Dr. Heribert Heckschen, Dr. Christoph Löffler
Rz. 111
Der BGH versucht den Begriff der Mantelgesellschaft zu definieren und erfasst damit sicherlich eine überwiegende Zahl der betroffenen Gesellschaften eindeutig, und zwar solche, die ehemals unternehmerisch aktiv waren und ihre Geschäftstätigkeit völlig eingestellt haben. Diese Gesellschaften liegen nicht selten in der Hand von Konzernen oder in der Hand von Insolvenzverwaltern, sind häufig Jahrzehnte alt (im BGH-Fall 30 Jahre) und man bemüht sich schlichtweg darum mit diesen Gesellschaften noch etwas "anzufangen". Es sollen erneute Gründungskosten vermieden werden.
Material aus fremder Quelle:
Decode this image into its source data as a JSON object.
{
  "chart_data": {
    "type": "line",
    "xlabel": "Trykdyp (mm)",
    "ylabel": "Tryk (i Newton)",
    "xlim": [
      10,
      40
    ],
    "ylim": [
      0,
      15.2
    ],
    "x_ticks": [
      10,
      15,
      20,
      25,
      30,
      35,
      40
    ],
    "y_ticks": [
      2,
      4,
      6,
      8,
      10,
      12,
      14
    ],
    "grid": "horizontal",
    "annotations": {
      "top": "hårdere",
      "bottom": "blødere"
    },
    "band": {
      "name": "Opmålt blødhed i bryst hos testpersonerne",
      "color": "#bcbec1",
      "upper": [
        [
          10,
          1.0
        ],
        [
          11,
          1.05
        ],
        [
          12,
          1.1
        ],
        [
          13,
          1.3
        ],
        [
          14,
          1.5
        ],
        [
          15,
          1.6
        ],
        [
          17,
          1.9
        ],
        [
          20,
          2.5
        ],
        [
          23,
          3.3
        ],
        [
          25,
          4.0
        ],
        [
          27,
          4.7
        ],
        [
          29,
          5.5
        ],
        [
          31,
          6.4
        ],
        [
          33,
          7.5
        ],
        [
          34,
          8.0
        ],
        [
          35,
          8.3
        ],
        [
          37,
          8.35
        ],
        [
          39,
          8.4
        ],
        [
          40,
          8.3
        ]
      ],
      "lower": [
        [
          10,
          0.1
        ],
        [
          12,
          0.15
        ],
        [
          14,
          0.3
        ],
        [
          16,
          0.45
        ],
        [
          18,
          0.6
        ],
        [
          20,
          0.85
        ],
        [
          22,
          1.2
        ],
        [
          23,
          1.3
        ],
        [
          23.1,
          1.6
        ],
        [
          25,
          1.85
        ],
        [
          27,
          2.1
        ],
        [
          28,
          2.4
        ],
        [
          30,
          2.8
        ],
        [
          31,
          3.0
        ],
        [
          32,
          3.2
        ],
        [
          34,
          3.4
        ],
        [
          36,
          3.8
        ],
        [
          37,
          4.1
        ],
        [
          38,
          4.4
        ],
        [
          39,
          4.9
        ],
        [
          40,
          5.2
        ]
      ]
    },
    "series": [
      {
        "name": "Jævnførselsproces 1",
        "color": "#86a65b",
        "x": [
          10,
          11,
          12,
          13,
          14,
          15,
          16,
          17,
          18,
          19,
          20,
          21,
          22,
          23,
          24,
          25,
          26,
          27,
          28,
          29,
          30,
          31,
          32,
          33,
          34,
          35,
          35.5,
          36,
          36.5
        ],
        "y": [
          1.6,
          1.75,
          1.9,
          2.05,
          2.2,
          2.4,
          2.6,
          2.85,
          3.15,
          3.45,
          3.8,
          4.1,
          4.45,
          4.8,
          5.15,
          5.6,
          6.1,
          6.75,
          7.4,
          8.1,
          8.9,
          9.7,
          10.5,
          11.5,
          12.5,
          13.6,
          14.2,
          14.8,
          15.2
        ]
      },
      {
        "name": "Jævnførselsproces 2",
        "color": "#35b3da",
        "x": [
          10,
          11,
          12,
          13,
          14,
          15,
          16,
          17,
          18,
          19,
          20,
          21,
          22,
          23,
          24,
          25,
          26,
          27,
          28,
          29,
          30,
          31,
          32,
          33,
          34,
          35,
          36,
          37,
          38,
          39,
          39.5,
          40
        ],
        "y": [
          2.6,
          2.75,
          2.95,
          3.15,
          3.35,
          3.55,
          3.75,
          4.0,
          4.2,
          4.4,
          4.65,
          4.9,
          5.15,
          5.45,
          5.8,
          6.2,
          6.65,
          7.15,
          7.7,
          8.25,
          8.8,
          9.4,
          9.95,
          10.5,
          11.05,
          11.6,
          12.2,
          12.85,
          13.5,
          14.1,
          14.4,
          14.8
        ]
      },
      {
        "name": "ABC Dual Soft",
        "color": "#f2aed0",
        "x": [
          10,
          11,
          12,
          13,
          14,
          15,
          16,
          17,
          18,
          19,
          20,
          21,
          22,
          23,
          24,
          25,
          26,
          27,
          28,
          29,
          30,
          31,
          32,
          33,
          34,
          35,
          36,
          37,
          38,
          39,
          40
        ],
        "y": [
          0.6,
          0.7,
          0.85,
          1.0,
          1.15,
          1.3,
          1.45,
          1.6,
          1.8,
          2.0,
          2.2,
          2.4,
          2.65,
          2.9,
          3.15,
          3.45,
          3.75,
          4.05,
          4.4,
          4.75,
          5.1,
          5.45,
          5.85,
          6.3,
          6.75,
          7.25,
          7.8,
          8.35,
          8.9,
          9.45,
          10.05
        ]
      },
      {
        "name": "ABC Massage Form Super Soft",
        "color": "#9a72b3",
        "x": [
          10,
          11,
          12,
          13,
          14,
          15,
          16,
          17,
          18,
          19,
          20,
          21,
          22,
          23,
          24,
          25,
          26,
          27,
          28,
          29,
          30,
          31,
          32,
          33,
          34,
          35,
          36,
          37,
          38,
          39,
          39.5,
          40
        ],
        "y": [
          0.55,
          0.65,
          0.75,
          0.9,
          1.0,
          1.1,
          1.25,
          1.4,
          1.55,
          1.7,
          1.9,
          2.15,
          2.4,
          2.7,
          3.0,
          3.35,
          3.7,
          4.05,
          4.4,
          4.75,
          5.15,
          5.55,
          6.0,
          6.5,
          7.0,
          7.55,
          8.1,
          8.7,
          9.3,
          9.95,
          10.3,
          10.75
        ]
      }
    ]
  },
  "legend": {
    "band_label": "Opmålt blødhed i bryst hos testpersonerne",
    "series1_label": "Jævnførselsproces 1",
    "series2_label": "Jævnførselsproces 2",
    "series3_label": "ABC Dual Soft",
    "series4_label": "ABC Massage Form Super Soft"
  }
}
Ein erstes Abgrenzungsproblem ergibt sich zu solchen Gesellschaften, die geschäftlich aktiv sind und lediglich vollständig ihren Unternehmensgegenstand wechseln.
Beispiel
A betreibt einen Blumenhandel. Infolge stark rückläufigen Umsatzes entschließt er sich zu einem Handel mit Handys.
Zur Abgrenzung findet sich in der BGH-Entscheidung folgende unklare Passage:
Zitat
(...) Für die Abgrenzung der Mantelverwendung von der Umorganisation oder Sanierung einer (noch) aktiven GmbH ist entscheidend, ob die Gesellschaft noch ein aktives Unternehmen betrieb, an das die Fortführung des Geschäftsbetriebes – sei es auch unter wesentlicher Umgestaltung, Einschränkung oder Erweiterung seines Tätigkeitsgebietes – in irgendeiner wirtschaftlich noch gewichtbaren Weise anknüpft (sprich: 1. Alt.) oder ob es sich tatsächlich um einen leer gewordenen Gesellschaftsmantel ohne Geschäftsbetrieb handelt, der seinen – neuen oder alten – Gesellschaftern nur dazu dient, unter Vermeidung der rechtlichen Neugründung einer die beschränkte Haftung gewährleistenden Kapitalgesellschaft eine gänzlich neue Geschäftstätigkeit – ggf. wieder – aufzunehmen (...) (sprich: 2. Alt.).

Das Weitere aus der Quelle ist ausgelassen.